Further investigation is needed to determine why 1 kg of fat is not the same as 1 kg of lean mass in relation to strength decrements after downhill running. The influence of some factor associated with adipose tissue other than the mass of adipose tissue itself in causing the decrement in muscle strength after eccentric exercise cannot be ruled out. Adipose tissue has been shown to be a significant paracrine organ, secreting leptin, interleukins, and tumor necrosis factor- (4, 21). These cytokines have been reported to be increased in overweight individuals and related to the degree of insulin resistance (4); furthermore, it has previously been demonstrated that downhill running results in insulin resistance (19). It is therefore possible that a cytokine or some other unknown factor released from fat contributes to not only insulin resistance, but also the loss of muscle strength after eccentric exercise. Individuals with higher FM/FFM may have a correspondingly greater release of this factor during or after downhill running.

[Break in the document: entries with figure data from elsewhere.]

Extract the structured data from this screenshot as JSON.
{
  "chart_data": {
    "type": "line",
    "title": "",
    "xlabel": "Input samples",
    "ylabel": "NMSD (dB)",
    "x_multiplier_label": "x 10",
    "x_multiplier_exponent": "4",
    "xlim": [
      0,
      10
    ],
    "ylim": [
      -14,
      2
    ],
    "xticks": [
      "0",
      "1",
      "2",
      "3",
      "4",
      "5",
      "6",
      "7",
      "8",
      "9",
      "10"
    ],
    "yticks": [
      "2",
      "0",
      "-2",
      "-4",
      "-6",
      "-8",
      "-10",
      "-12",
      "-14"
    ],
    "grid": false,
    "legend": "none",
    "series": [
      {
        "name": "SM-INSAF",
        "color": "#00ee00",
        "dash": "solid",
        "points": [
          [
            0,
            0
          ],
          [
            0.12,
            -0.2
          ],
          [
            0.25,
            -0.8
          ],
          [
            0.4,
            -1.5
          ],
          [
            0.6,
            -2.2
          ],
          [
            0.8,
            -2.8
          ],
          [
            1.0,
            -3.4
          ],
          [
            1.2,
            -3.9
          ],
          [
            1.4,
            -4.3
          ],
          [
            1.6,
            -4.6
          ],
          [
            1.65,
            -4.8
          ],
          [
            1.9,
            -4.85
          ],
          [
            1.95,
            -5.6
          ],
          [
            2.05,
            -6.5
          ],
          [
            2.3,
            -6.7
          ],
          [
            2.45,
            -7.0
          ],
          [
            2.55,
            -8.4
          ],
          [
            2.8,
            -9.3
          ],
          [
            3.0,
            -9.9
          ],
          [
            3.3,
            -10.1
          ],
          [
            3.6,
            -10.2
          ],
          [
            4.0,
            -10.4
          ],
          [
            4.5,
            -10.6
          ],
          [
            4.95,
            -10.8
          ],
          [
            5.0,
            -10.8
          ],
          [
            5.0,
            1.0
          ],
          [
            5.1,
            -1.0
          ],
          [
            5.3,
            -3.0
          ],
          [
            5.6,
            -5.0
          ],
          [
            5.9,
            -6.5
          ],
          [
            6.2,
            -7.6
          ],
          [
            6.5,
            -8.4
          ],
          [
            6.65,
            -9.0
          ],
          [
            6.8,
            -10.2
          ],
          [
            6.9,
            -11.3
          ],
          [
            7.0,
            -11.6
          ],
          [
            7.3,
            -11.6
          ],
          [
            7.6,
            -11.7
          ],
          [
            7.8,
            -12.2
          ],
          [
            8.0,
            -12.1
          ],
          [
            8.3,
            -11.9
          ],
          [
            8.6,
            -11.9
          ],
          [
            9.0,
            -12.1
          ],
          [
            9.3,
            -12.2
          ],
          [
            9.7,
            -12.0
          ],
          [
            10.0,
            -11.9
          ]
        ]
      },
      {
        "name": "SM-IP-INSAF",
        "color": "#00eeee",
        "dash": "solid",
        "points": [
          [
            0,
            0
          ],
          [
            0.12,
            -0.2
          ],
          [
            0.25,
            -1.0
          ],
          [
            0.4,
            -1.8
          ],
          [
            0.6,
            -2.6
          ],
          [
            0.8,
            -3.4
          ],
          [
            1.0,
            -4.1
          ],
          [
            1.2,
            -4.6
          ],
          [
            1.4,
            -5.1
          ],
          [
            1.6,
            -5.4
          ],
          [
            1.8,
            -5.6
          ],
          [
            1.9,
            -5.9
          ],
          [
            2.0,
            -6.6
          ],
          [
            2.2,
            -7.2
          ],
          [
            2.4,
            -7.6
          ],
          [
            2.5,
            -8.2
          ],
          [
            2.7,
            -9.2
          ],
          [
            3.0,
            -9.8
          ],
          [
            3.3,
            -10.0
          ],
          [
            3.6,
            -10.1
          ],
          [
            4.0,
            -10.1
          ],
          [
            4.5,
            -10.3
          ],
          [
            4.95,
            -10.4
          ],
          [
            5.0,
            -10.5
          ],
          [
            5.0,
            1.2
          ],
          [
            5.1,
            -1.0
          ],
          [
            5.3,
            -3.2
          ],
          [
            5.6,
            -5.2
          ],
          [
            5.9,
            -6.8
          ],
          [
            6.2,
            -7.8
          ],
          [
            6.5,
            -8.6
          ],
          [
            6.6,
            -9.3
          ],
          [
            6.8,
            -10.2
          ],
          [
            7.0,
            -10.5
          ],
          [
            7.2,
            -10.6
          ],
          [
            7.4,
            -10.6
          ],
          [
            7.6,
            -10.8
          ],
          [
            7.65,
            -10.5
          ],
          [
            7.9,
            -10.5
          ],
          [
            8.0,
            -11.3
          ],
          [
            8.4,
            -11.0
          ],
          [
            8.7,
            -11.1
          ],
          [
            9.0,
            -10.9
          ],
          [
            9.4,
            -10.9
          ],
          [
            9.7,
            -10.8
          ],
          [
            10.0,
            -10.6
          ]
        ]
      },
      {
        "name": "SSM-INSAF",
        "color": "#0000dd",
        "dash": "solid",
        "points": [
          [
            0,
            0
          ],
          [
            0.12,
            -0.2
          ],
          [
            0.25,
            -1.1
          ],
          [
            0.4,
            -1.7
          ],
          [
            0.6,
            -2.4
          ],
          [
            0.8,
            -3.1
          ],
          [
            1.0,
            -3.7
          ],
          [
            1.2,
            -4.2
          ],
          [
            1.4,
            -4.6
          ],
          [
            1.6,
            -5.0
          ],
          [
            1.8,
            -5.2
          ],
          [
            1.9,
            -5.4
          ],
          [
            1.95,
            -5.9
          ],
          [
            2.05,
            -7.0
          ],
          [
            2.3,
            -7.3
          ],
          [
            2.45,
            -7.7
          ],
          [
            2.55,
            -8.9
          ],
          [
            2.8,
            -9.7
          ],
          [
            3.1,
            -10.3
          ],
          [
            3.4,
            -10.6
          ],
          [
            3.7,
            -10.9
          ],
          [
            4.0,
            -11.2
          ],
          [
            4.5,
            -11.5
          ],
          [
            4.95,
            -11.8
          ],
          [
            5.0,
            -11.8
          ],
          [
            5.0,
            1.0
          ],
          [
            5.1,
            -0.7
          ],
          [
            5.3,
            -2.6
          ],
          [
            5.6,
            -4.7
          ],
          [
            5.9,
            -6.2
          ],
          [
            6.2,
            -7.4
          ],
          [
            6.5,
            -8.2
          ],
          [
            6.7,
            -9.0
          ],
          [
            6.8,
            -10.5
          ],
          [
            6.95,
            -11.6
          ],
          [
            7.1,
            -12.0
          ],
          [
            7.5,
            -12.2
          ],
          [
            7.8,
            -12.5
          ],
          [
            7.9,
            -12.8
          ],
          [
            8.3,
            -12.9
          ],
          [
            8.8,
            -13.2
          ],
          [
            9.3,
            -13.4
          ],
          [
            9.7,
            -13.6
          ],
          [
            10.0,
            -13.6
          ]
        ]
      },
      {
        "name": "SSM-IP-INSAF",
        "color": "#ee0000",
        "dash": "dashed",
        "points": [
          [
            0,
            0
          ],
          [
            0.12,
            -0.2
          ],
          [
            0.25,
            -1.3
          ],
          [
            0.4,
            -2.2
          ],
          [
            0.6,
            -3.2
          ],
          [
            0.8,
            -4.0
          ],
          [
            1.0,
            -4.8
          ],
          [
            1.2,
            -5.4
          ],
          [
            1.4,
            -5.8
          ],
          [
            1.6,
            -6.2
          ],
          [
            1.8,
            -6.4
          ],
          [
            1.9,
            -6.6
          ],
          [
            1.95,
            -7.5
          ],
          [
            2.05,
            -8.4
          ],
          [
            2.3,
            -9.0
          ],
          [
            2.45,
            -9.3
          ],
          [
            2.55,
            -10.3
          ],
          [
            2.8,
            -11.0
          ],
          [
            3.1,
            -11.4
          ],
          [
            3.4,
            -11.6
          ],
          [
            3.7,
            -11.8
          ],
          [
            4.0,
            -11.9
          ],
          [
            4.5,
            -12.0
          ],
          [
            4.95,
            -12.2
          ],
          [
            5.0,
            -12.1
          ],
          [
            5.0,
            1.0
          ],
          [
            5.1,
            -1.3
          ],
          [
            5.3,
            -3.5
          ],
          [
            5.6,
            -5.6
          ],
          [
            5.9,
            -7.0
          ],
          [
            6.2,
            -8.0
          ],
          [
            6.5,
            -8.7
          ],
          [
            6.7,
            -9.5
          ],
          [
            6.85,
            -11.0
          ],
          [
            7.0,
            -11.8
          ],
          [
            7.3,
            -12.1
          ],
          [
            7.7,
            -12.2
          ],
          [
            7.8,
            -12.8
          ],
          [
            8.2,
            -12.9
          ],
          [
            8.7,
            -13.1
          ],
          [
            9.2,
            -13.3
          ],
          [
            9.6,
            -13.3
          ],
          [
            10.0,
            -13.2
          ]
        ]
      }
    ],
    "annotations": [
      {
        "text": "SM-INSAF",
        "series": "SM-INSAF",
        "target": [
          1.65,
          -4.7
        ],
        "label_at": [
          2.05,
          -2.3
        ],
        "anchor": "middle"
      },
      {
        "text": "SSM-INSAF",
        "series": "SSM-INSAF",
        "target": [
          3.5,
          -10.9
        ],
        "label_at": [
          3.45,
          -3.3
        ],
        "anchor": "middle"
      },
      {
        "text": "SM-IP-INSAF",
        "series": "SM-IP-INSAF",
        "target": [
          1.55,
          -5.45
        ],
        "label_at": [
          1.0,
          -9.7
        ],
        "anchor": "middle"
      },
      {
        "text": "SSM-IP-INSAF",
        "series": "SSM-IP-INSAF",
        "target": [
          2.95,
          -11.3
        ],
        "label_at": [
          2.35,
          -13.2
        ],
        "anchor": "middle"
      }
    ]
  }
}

It can be concluded that increased body FM relative to FFM is associated with a greater loss of leg strength 48 h after a bout of downhill running in young, nonobese male runners. Individuals with excess body fat may therefore be at greater risk of developing muscle weakness, and potentially muscle injury, after eccentric weight-bearing activities. Individuals with excess body fat should therefore avoid exercise-training programs with a high weight-bearing, eccentric component. This study also underscores the importance of considering body composition, rather than body mass, in studies of loading and the physiological consequences of loading during weight-bearing activities.